I don't see what it matters if people have different ideas about what is flattering, same goes for those who see clothes as art. They will have different ideas about which clothes are the good ones.

Floisme · 24/09/2023 09:40

It's fine if people think it's strange. We only run into problems when personal opinions - e.g. that an outfit should show off your figure - are presented as some kind of universal truth that only an idiot would ignore.

clowniform · 24/09/2023 09:56

@Gwenhwyfar agreed? And yet it's inevitable that posts on here asking if dress A or dress B is more currently fashionable or suitable for C context will get scads of 'Oh but X would be so much more flattering' 'You need Y to show off your fab figure!' 'Don't be such a trend sheep, Z is classic' type replies.
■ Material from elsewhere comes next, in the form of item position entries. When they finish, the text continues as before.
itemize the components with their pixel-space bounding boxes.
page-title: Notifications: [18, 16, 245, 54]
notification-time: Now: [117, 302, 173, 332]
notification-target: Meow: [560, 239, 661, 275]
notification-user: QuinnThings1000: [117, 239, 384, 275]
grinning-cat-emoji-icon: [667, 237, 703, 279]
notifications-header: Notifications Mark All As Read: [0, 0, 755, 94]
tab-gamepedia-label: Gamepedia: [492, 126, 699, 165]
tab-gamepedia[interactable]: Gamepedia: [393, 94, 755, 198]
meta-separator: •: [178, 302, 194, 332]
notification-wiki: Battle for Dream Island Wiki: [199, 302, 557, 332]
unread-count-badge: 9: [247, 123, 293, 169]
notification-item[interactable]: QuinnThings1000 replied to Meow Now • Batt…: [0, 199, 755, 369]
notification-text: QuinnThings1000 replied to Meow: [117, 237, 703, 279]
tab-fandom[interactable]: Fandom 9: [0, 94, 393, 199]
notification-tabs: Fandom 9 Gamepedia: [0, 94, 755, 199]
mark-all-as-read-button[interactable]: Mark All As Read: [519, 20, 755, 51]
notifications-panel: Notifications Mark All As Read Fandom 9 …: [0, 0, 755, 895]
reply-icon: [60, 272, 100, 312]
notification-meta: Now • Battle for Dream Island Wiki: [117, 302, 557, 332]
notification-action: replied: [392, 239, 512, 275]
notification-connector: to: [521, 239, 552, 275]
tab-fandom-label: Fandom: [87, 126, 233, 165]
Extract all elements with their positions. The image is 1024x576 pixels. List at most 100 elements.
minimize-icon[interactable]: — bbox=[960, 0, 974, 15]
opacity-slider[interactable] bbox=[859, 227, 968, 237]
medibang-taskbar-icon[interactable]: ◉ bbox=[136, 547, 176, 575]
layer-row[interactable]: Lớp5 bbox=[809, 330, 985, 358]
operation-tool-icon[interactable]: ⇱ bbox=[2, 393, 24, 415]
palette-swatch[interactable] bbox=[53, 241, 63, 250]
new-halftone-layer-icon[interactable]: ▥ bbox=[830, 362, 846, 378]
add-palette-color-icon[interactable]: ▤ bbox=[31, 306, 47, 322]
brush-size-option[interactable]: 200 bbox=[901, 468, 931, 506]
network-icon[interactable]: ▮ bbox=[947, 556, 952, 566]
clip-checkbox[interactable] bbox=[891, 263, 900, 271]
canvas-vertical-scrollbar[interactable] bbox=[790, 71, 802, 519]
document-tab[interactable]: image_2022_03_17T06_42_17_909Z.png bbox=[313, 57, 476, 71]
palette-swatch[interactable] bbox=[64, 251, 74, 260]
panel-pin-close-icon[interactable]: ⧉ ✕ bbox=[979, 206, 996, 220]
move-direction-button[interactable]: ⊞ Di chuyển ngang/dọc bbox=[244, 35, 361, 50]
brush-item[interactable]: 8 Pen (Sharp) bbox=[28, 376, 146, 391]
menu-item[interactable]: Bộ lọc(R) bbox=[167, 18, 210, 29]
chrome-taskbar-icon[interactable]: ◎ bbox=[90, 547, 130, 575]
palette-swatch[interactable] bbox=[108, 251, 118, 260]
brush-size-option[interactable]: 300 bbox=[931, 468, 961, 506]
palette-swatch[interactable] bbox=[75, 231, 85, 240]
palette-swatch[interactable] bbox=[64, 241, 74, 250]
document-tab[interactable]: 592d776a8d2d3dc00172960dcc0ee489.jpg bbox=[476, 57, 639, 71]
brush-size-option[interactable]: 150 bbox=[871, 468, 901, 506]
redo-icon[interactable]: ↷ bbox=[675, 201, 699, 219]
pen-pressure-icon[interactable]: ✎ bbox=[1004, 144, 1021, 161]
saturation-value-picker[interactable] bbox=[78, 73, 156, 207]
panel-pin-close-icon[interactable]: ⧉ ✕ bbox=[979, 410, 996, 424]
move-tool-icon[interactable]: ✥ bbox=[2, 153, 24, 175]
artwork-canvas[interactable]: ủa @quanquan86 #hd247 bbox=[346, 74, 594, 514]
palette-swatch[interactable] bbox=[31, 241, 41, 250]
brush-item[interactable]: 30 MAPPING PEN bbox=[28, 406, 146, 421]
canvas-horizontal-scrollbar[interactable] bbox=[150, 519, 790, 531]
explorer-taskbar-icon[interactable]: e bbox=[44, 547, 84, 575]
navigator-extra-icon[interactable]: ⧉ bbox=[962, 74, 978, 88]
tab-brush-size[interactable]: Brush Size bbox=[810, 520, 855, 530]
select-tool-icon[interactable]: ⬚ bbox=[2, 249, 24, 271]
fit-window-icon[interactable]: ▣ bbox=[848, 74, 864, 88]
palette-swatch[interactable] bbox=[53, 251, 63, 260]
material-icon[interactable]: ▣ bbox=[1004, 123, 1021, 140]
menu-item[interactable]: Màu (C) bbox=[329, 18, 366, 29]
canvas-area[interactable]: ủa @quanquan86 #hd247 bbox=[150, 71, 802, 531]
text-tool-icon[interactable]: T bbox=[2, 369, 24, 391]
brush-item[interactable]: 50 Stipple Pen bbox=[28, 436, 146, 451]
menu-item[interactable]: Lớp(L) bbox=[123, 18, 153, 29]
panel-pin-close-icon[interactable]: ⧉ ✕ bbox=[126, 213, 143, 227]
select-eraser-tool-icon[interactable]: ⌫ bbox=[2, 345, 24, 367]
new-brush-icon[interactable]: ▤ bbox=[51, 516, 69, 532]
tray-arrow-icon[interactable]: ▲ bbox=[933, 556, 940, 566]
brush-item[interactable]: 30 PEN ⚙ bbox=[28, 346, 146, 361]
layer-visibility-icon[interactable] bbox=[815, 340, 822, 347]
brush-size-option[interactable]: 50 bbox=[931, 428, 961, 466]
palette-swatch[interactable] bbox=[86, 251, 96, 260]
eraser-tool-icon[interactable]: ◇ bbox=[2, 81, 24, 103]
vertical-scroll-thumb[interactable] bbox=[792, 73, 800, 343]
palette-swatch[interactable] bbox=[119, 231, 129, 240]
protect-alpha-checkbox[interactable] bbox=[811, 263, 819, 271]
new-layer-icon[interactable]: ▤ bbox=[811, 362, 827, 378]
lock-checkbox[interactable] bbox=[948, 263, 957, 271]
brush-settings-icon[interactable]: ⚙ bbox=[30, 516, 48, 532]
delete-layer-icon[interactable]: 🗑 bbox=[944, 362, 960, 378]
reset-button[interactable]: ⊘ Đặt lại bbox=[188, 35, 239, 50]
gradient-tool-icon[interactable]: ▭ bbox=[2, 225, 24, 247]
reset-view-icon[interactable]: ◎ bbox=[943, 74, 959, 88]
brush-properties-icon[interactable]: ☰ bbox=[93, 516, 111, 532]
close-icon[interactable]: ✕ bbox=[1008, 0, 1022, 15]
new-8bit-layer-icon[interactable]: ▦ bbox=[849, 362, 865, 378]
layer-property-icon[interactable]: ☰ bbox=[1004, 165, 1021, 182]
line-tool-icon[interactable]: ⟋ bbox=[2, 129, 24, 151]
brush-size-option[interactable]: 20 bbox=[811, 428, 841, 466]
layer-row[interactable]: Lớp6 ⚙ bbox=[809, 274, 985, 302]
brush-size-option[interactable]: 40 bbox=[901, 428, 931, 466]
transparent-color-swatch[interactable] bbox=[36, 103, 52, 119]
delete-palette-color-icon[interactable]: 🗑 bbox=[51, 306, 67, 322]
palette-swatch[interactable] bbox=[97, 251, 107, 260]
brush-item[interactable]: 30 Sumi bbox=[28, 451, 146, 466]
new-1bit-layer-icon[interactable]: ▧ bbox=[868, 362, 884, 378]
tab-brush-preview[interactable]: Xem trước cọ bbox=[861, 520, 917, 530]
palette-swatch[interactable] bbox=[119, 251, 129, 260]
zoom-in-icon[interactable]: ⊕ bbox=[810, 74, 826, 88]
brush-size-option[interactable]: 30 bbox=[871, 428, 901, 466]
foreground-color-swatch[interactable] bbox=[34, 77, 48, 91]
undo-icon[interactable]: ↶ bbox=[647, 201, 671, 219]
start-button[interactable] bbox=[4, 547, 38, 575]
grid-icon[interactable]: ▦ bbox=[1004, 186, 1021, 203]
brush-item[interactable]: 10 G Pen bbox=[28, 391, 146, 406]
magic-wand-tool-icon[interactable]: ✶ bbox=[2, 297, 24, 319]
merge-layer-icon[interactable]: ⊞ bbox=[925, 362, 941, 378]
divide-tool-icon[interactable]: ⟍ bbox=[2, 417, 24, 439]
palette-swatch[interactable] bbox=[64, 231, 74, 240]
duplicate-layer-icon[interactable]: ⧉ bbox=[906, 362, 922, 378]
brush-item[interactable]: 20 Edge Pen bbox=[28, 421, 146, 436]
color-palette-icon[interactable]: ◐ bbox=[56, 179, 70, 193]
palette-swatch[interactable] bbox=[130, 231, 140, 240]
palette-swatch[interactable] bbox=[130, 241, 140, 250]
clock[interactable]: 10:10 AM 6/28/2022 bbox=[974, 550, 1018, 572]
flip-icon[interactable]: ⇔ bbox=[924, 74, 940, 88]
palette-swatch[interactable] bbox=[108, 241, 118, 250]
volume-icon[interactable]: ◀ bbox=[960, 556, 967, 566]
While I don't really see clothes-first people piling on threads of 'Which makes me look slimmer, A or B?' with 'Wear Z it's art'.
It's a case of recognising the subjectivity of your personal tastes and not applying them indiscriminately to everyone else.

Spinet · 24/09/2023 10:05

As a fat person, I call bullshit on the body as canvas thing. I love it as an idea, actually, but think it applies only to thin bodies so the 'flattery' thing becomes irrelevant.

Gwenhwyfar · 24/09/2023 10:29

"It's a case of recognising the subjectivity of your personal tastes and not applying them indiscriminately to everyone else."

Everyone knows their taste is subjective surely? That's what S&B is, a place to give your opinion on what looks good.

NatashaDancing · 24/09/2023 10:36

Spinet · 24/09/2023 10:05

As a fat person, I call bullshit on the body as canvas thing. I love it as an idea, actually, but think it applies only to thin bodies so the 'flattery' thing becomes irrelevant.

Well you'd be mistaken. Although your post demonstrates the point Floisme is making.

DennySaid · 24/09/2023 14:09

I’m a bit fifty-fifty on all of this, but even for the fashion-as-art people is it not also about proportion? The stuff people post that seems unflattering often isn’t about size, it’s that the waistband is in the wrong place, or they are overpowered by the print, or the length looks visually awkward. If I wear a sack-like dress I’ll make sure it’s counterbalanced by hair up, or shoes that look right visually. I always think creating a great silhouette serves both aims, and makes the clothes look their best.

Dunno about the awkward compliments, always see it as a way just to soften the asked-for feedback. I don’t really like people commenting on my body in rl but here it seems par for the course.